May 05, 2009 18:37
Been thinking a lot about school and learning lately.
As you may or may not know, my college career has been characterized mainly by fits and starts. I was kicked out of U of I's College of Engineering computer science after a semester. I had many false starts at Joliet Junior College. I've been frustrated with academia, and not a little bit angry with it in the past. I still do not hold a degree beyond a high school diploma.
Despite the lack of a degree, I'd like to believe I do pretty well. I've found, though, that I've come up against a wall in my career. I can either go do something else in the computer field, or I can move up the management ladder.
Lately, I've been reading a lot of treatises and essays on two topics: the Internet and religion. These may be two topics with nothing in common, save for the fervor present in each domain, but I've come to appreciate how focused and precise critical thinkers can be on either topic.
I've become acquainted with the ideas and thoughts of people doing research for Internet protocols, people like Brian Carpenter from IBM and Randy Bush from IIJ, and all the people active on the Regional Internet Registrars' public mailing lists. They may be highly critical, even irascibly so at times. However: I see that their participation in Internet community discussions so often focuses the debate that shapes the Internet.

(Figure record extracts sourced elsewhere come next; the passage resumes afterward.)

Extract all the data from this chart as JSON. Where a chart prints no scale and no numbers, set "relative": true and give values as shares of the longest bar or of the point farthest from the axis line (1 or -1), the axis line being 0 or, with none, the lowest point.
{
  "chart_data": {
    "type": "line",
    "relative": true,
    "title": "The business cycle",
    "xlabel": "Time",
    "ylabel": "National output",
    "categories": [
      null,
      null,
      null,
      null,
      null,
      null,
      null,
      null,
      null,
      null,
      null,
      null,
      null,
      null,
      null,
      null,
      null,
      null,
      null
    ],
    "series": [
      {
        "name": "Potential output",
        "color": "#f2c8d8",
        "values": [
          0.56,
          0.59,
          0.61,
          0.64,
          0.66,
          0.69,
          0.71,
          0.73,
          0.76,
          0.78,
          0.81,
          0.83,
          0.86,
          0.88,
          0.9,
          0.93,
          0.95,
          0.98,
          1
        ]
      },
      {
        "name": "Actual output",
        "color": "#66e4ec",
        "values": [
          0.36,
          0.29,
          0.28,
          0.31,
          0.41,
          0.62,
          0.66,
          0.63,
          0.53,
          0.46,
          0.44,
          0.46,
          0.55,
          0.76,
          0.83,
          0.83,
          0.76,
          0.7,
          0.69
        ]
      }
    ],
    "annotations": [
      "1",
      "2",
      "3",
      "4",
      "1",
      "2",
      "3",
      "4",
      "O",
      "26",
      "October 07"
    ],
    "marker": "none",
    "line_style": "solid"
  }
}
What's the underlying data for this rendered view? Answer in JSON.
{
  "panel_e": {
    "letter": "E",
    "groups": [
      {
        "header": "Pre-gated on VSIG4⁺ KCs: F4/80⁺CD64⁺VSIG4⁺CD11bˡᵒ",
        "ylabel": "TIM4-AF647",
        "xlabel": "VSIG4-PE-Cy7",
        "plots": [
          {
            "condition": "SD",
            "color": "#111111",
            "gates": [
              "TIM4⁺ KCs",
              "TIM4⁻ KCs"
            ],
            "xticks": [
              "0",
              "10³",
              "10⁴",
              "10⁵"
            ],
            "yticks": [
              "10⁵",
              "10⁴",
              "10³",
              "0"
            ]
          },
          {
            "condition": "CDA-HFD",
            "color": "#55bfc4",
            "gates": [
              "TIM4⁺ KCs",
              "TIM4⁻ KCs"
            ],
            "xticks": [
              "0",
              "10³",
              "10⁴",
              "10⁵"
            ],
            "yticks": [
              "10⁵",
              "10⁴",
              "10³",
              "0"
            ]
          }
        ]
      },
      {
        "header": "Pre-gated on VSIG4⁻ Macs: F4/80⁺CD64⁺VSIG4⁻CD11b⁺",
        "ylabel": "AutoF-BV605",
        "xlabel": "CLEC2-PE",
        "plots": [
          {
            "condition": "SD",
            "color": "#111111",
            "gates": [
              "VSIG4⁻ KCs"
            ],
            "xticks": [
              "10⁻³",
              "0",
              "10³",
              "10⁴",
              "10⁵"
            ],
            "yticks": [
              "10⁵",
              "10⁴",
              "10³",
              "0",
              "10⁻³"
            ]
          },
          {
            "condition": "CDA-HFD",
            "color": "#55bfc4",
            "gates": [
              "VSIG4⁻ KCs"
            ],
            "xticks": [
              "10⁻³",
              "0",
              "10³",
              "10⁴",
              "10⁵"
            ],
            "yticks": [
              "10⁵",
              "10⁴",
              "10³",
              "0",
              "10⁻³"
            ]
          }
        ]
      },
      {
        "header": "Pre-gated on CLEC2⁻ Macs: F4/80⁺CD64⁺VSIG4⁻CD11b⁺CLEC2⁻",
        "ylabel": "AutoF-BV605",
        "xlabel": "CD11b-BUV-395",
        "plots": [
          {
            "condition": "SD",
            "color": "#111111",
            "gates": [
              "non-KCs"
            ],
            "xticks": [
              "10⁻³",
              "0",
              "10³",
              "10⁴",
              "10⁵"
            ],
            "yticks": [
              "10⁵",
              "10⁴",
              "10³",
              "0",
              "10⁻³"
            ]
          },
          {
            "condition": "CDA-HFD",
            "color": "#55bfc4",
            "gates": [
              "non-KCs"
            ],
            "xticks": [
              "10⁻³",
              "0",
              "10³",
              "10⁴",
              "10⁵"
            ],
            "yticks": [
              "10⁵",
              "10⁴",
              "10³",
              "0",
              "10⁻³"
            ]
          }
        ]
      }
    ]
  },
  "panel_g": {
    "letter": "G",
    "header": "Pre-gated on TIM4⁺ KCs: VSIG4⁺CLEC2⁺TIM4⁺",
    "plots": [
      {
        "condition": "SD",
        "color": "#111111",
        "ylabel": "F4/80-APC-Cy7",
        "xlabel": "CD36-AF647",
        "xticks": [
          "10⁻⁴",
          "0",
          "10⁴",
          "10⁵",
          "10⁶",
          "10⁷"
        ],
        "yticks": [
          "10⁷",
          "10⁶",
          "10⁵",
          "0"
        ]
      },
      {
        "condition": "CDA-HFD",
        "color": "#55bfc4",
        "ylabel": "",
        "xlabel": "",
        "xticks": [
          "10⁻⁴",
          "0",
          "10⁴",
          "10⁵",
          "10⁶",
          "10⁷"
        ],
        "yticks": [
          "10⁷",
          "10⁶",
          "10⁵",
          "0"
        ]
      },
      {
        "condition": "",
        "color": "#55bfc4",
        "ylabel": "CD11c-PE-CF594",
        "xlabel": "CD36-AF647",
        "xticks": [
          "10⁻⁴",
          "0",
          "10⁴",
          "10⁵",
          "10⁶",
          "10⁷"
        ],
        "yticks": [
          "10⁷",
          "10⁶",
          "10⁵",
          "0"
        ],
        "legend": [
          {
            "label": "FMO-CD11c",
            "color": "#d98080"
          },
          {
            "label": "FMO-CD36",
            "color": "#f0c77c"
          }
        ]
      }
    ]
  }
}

Recently, also, I've been reading essays on religion. (Or, more properly, the lack of it: atheism.) Whatever position these thinkers take, they share the same critical thinking alive and well in the Internet community.
In many aspects, I never really understood the importance of critical writing until now.
I want to be a part of that. I want to provide the input to the Internet community needed, and so often absent, from enterprises. To do that, I need to think critically and clearly. I need to evaluate and process ideas better. That is what I want to do when I grow up.
I realized a while ago that I'm often so distracted by the Next Big Thing, so much that I abandon the topic of the moment for something new. I wonder whether I would succeed at a 4-year or even a 2-year program because of that. It must be genetic because my father is just as distracted, and similarly failed at college.
So, to some lesser extent, I also want to prove that I'm not as distracted as I seem, that I really can do this. It's almost a standing joke in the family: "So when are you going back to school?" Y'all aren't helping! :(
I'm awfully hesitant to jump in again. But I feel focused now. This is something I want. And I think I'm starting to "get" the point of college.
To the readers of my humble entry: What did you do to prepare for college? For what reasons did you go to college?